Do you trust yourself? Can you?
What would it mean to trust yourself? Is it possible? What's the implication of not trusting yourself?
Do I trust my own body to take care of itself, or do I suspect it of being in conflict, of waging a battle against itself, against "me"?
Self-trust is one of the fundamental metaphysical questions underpinning my theories on autoimmunity. (3 weeks ago I wrote about trust and faith — related, but different. Read it here.)
“Autoimmune” is defined in biomedical science by the presence of 'auto antibodies': white blood cells that misrecognize some part of one's own body. The modern sense of the word autoimmune means that there is a dysregulated immune response to specific bodily cells and tissues.
It's theorized to be a fundamental failure of the adaptive immune system's ability to distinguish "self" from "non-self." Lymphocyte cells are meant to recognize the body's own tissues, a process known as "self-tolerance". However, it's believed that this tolerance can be broken, often triggered by an environmental factor like an infection.
I feel passion rising, and I want to angrily denounce the stories of autoimmune disease that depict it as some kind of heroic enterprise or victim-centered narrative. How often do people with autoimmune signs and symptoms, maybe with a diagnosis, maybe without, turn their trust over to outside authorities that know nothing more than what their scans and charts have to say?
Patients are taught that their bodies are not trustworthy. Over and over again, allopathic medical discourse drills the point home. I want to stress this point: “autoimmune” is a medical theory, an idea attempting to diagnose some group of phenomena using logic in order to pursue medical treatment. Sometimes it works, but often it is completely off track.
If you're chronically ill—particularly with autoimmune signs and a diagnosis—there is a high chance you have been told that your body is dysfunctional and is attacking itself.

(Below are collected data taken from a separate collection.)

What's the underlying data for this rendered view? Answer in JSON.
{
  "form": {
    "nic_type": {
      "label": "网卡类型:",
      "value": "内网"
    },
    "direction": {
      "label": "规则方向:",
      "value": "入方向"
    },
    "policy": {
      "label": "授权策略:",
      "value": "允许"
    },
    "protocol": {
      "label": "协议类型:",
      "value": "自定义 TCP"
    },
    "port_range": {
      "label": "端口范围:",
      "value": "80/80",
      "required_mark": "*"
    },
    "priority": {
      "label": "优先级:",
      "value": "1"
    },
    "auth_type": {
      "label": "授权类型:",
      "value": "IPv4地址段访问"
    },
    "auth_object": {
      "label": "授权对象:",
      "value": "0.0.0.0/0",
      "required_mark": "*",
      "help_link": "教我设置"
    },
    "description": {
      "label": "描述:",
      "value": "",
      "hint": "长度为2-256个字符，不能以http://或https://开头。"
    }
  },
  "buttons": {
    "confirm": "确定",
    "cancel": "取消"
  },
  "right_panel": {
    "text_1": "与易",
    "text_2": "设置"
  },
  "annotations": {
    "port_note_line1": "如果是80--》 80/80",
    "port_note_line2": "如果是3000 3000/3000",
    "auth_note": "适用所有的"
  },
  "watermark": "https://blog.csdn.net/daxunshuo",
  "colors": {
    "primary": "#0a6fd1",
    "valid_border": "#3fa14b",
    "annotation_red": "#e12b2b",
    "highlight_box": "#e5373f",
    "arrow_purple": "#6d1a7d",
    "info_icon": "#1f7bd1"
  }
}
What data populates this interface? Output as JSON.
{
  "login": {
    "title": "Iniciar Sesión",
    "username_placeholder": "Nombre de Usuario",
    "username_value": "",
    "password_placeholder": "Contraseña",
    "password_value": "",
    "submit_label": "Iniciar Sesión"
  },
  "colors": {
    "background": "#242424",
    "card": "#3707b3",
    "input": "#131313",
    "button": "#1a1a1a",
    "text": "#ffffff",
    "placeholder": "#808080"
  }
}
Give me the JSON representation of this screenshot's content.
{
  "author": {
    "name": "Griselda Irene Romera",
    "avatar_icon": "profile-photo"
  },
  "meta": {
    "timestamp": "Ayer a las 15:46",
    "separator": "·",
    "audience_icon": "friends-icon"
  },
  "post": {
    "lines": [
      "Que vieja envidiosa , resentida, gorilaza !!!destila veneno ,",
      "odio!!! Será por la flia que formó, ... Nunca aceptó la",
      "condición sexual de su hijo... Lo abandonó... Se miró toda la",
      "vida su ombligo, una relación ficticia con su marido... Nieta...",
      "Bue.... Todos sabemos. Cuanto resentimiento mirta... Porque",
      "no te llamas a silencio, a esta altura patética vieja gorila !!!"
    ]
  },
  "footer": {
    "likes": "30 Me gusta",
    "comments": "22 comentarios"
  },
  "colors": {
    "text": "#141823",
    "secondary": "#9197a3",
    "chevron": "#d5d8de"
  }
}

The metaphorical language of the immune system is a language riddled with warfare. The textbooks talk about "misdirected attacks", "attacking one's own body", "fighting infection".
What would it look like for the language of medicine to be a language of peace-making?
Can you trust that your body is wise, and is behaving according to an internal logic designed to keep you alive? Can you trust that each of the symptoms carries a message?
What if there is a process that unfolds outside of your control? What if something true is trying to happen and your experience is its medium? What if there is an innate intelligence in relapse and remission?
Yes, there is such an experience as illness. Yes, there are systemic, structural, cultural, and epi/genetic factors contributing to the development of disease. Yes, it is real. It is hard. It is misunderstood by 99% of all people you will ever meet. Yes, talking about it will most often bring about sympathetic "Oh, I'm so sorry" responses rather than anything resembling empathy.
Despite all that, can you learn to trust that this is important? What if illness were wise and necessary? Would it lead closer to the truth if you got out of the way? What if the narrative was different, and you could trust that illness is not your enemy?
The thing is, I have no way to know for sure that writing about this journey will help us get any closer to solutions, to change, to cultural evolution, or to an experience of health, but I can use these words like the proverbial finger pointing at the moon to help us get an idea of what the body may have always known.
I’m not here to be a hero, or to sell you a magic bullet. I’m not here to shill a story about how I was sick, and now I’m doing great, and you can be too. I’m writing in an attempt to share my own version of trust in this unfolding process.
What if there is a creative process at play in the midst of all the struggle? And what would it be like to be honest about what's happening? What if healing is a side effect of honesty and trust? What if, for just a minute, we weren't trying to fix, improve, and make it all "better"?
All I’m doing – the writing, the monthly peer group, the hours of qigong a day, the professional bodywork, the ayurveda study, the nutrition, the contact improv dance, the voyages to Amritapuri in south India, to name a few – are just experiments. I’m researching entirely, 100%, on my intuition. I have no plan, no masterful scheme, no framework, no guarantees. Only my own experience, and the couple of things I’ve learned so far, whatever that’s worth.
The questions are frustrating, because they’re important, and there are too many of them to really give each of them the time it deserves. But they keep coming. The questions outnumber the answers 1000000:1. We’d best get used to that.